Yesterday, May 21, Sen. Antonio Trillanes IV denied he was part of plans to hatch a coup d'etat against presumptive President-elect Davao City Mayor Rodrigo Duterte.
The senator, who previously led two failed uprisings against former President Gloria Macapagal-Arroyo, was responding to statements from Communist Party of the Philippines founder Jose Maria Sison that the "Trillanes gang" had declared war on Duterte, and that the president had to "deliver decisive blows" on them.
His released statement adds that there are legal ways to unseat an unruly duly elected chief executive.

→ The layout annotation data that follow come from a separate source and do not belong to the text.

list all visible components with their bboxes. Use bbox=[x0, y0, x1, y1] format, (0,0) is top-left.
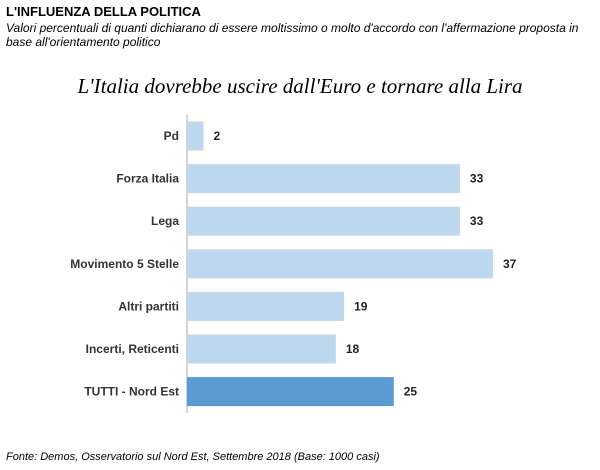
category-label: Forza Italia bbox=[116, 172, 179, 186]
bar bbox=[187, 334, 336, 364]
category-label: TUTTI - Nord Est bbox=[84, 385, 179, 399]
header-title: L'INFLUENZA DELLA POLITICA bbox=[6, 4, 201, 19]
bar bbox=[187, 377, 394, 407]
bar bbox=[187, 206, 460, 236]
bar-chart: Pd 2 Forza Italia 33 Lega 33 Movimento 5 Stell… bbox=[70, 114, 517, 413]
value-label: 33 bbox=[470, 172, 484, 186]
value-label: 25 bbox=[404, 385, 418, 399]
bar bbox=[187, 291, 345, 321]
category-label: Incerti, Reticenti bbox=[86, 342, 179, 356]
value-label: 2 bbox=[214, 129, 221, 143]
category-label: Altri partiti bbox=[118, 299, 179, 313]
category-label: Pd bbox=[164, 129, 179, 143]
chart-title: L'Italia dovrebbe uscire dall'Euro e tor… bbox=[77, 74, 523, 98]
value-label: 18 bbox=[346, 342, 360, 356]
category-label: Movimento 5 Stelle bbox=[70, 257, 179, 271]
bar bbox=[187, 121, 204, 151]
bar bbox=[187, 164, 460, 194]
header-subtitle: Valori percentuali di quanti dichiarano … bbox=[6, 21, 579, 49]
category-label: Lega bbox=[151, 214, 179, 228]
bar bbox=[187, 249, 493, 279]
value-label: 33 bbox=[470, 214, 484, 228]
value-label: 19 bbox=[354, 299, 368, 313]
source-note: Fonte: Demos, Osservatorio sul Nord Est,… bbox=[6, 451, 380, 463]
value-label: 37 bbox=[503, 257, 517, 271]
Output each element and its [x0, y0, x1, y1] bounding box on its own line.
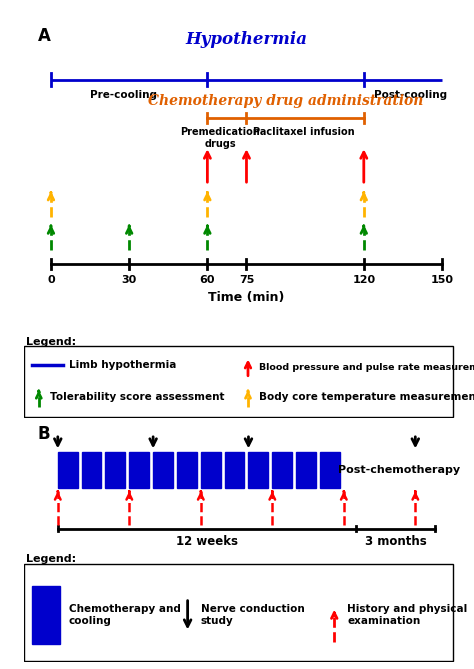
Text: 12 weeks: 12 weeks: [176, 535, 238, 548]
Text: Nerve conduction
study: Nerve conduction study: [201, 604, 304, 626]
Bar: [177, 452, 197, 488]
Text: Body core temperature measurement: Body core temperature measurement: [259, 392, 474, 402]
Bar: [272, 452, 292, 488]
Text: Legend:: Legend:: [26, 337, 76, 347]
Text: Time (min): Time (min): [208, 290, 285, 304]
Bar: [129, 452, 149, 488]
Bar: [153, 452, 173, 488]
Text: 30: 30: [121, 275, 137, 285]
Bar: [296, 452, 316, 488]
Bar: [248, 452, 268, 488]
Text: 60: 60: [200, 275, 215, 285]
Text: Legend:: Legend:: [26, 554, 76, 564]
Text: Pre-cooling: Pre-cooling: [91, 90, 157, 100]
Bar: [320, 452, 340, 488]
Text: 120: 120: [352, 275, 375, 285]
Text: B: B: [38, 425, 51, 443]
Text: Chemotherapy and
cooling: Chemotherapy and cooling: [69, 604, 181, 626]
Text: 3 months: 3 months: [365, 535, 426, 548]
Bar: [82, 452, 101, 488]
Text: A: A: [38, 27, 51, 45]
Text: 0: 0: [47, 275, 55, 285]
Bar: [58, 452, 78, 488]
Bar: [32, 586, 60, 644]
Bar: [225, 452, 245, 488]
Text: History and physical
examination: History and physical examination: [347, 604, 467, 626]
Text: Tolerability score assessment: Tolerability score assessment: [50, 392, 224, 402]
Text: Paclitaxel infusion: Paclitaxel infusion: [253, 127, 355, 137]
Text: 150: 150: [430, 275, 454, 285]
Bar: [105, 452, 125, 488]
Text: 75: 75: [239, 275, 254, 285]
Text: Post-chemotherapy: Post-chemotherapy: [338, 465, 460, 475]
Text: Hypothermia: Hypothermia: [185, 31, 308, 47]
Text: Limb hypothermia: Limb hypothermia: [69, 361, 176, 371]
Text: Post-cooling: Post-cooling: [374, 90, 447, 100]
Text: Blood pressure and pulse rate measurement: Blood pressure and pulse rate measuremen…: [259, 363, 474, 372]
Text: Premedication
drugs: Premedication drugs: [181, 127, 260, 149]
Text: Chemotherapy drug administration: Chemotherapy drug administration: [148, 94, 423, 108]
Bar: [201, 452, 221, 488]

However, Trillanes said he wouldn't be surprised if disgruntled military personnel would revolt against the Duterte government sometime in his term. He believed that it would only be because the military could not stand by and watch Joma Sison and his communist allies taking part in a coalition government that murdered tens of thousands of innocent public servants and civilians.

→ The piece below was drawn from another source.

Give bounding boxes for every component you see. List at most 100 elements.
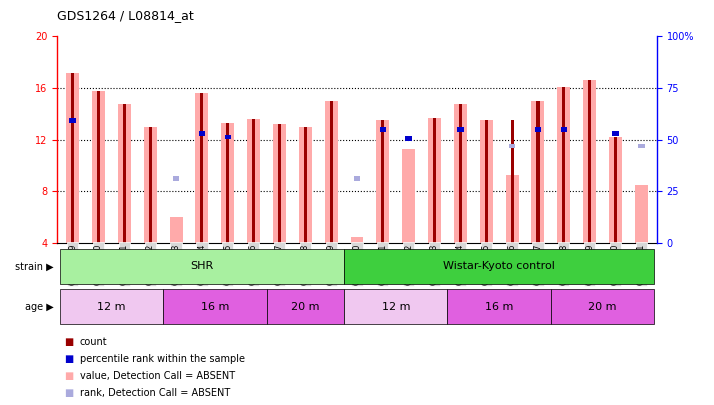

In the few weeks leading up to the May 9 elections, Trillanes accused Duterte of owning a secret bank account that contained more than P200 million at at least one point.
The former Davao City mayor initially denied it but later admitted to owning the account, only that it had less than P200 million.
The Office of the Ombudsman has decided to pursue investigations on the plunder complaint Trillanes filed against Duterte, even if the president-elect has received immunity from suit. The senator had accused Duterte of graft, plunder, malversation and breach of conduct for the hiring of 11,000 contractual workers in Davao City last 2014.